Paulinho foi uma das decepções do Brasil na Copa de 2014. Depois, ficou pouco mais de dois anos sem atuar pela equipe, sendo resgatado exatamente por Tite. É esse cenário que ele luta para não repetir na Rússia.

Diante da Suíça, Paulinho só não foi menos participativo enquanto esteve em campo do que o centroavante Gabriel Jesus – outro jogador trocado por Tite –, embora desempenhe em campo uma função importante, de auxiliar Casemiro na marcação e compor um triângulo ofensivo com Danilo e Willian.

 

Esse lado do ataque brasileiro, aliás, foi um dos problemas diante da Suíça. O trio, ao contrário do composto por Marcelo, Philippe Coutinho e Neymar, é mais conhecido pela força do que pela qualidade técnica. E deixou Willian isolado.
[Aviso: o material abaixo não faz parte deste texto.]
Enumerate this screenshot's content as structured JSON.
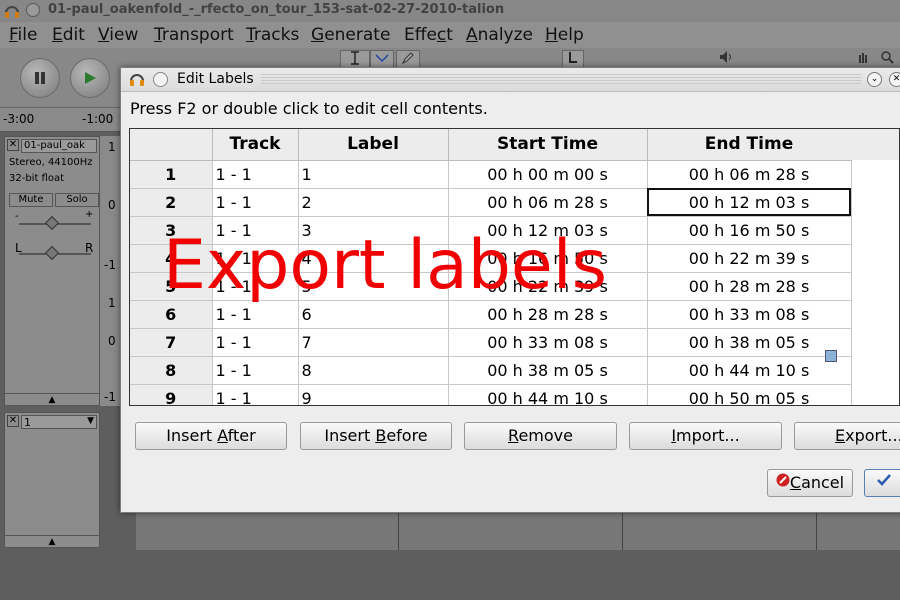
{
  "window": {
    "title": "01-paul_oakenfold_-_rfecto_on_tour_153-sat-02-27-2010-talion"
  },
  "menu": [
    {
      "pre": "",
      "u": "F",
      "post": "ile"
    },
    {
      "pre": "",
      "u": "E",
      "post": "dit"
    },
    {
      "pre": "",
      "u": "V",
      "post": "iew"
    },
    {
      "pre": "",
      "u": "T",
      "post": "ransport"
    },
    {
      "pre": "",
      "u": "T",
      "post": "racks"
    },
    {
      "pre": "",
      "u": "G",
      "post": "enerate"
    },
    {
      "pre": "Effe",
      "u": "c",
      "post": "t"
    },
    {
      "pre": "",
      "u": "A",
      "post": "nalyze"
    },
    {
      "pre": "",
      "u": "H",
      "post": "elp"
    }
  ],
  "ruler": {
    "left": "-3:00",
    "right": "-1:00"
  },
  "track": {
    "name": "01-paul_oak",
    "info_line1": "Stereo, 44100Hz",
    "info_line2": "32-bit float",
    "mute": "Mute",
    "solo": "Solo",
    "gain_minus": "-",
    "gain_plus": "+",
    "pan_left": "L",
    "pan_right": "R"
  },
  "wave_axis": [
    "1",
    "0",
    "-1",
    "1",
    "0",
    "-1"
  ],
  "label_track": {
    "name": "1"
  },
  "dialog": {
    "title": "Edit Labels",
    "instruction": "Press F2 or double click to edit cell contents.",
    "columns": [
      "Track",
      "Label",
      "Start Time",
      "End Time"
    ],
    "rows": [
      {
        "num": "1",
        "track": "1 - 1",
        "label": "1",
        "start": "00 h 00 m 00 s",
        "end": "00 h 06 m 28 s"
      },
      {
        "num": "2",
        "track": "1 - 1",
        "label": "2",
        "start": "00 h 06 m 28 s",
        "end": "00 h 12 m 03 s"
      },
      {
        "num": "3",
        "track": "1 - 1",
        "label": "3",
        "start": "00 h 12 m 03 s",
        "end": "00 h 16 m 50 s"
      },
      {
        "num": "4",
        "track": "1 - 1",
        "label": "4",
        "start": "00 h 16 m 50 s",
        "end": "00 h 22 m 39 s"
      },
      {
        "num": "5",
        "track": "1 - 1",
        "label": "5",
        "start": "00 h 22 m 39 s",
        "end": "00 h 28 m 28 s"
      },
      {
        "num": "6",
        "track": "1 - 1",
        "label": "6",
        "start": "00 h 28 m 28 s",
        "end": "00 h 33 m 08 s"
      },
      {
        "num": "7",
        "track": "1 - 1",
        "label": "7",
        "start": "00 h 33 m 08 s",
        "end": "00 h 38 m 05 s"
      },
      {
        "num": "8",
        "track": "1 - 1",
        "label": "8",
        "start": "00 h 38 m 05 s",
        "end": "00 h 44 m 10 s"
      },
      {
        "num": "9",
        "track": "1 - 1",
        "label": "9",
        "start": "00 h 44 m 10 s",
        "end": "00 h 50 m 05 s"
      }
    ],
    "selected_cell": {
      "row": 1,
      "col": "end"
    },
    "buttons": {
      "insert_after": {
        "pre": "Insert ",
        "u": "A",
        "post": "fter"
      },
      "insert_before": {
        "pre": "Insert ",
        "u": "B",
        "post": "efore"
      },
      "remove": {
        "pre": "",
        "u": "R",
        "post": "emove"
      },
      "import": {
        "pre": "",
        "u": "I",
        "post": "mport..."
      },
      "export": {
        "pre": "",
        "u": "E",
        "post": "xport..."
      },
      "cancel": {
        "pre": "",
        "u": "C",
        "post": "ancel"
      }
    }
  },
  "overlay_text": "Export labels",
  "colors": {
    "overlay": "#f00000",
    "cancel_icon": "#cc2222",
    "ok_check": "#2a5db0"
  },
  "icons": {
    "app": "headphones-icon",
    "cancel": "cancel-icon",
    "ok": "checkmark-icon"
  }
}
A favor de Renato Augusto, pesam a qualidade para valorizar a posse de bola, algo que Tite sentiu falta durante o duelo com a Suíça, além da sua apurada visão de jogo. A outra opção de Tite para a vaga de Paulinho é Fred, que se recuperou recentemente de problema no tornozelo.

Certo mesmo é que Paulinho precisa melhorar, recuperando o nível de atuações que fez dele o terceiro maior artilheiro do Brasil sob o comando de Tite, com sete gols marcados.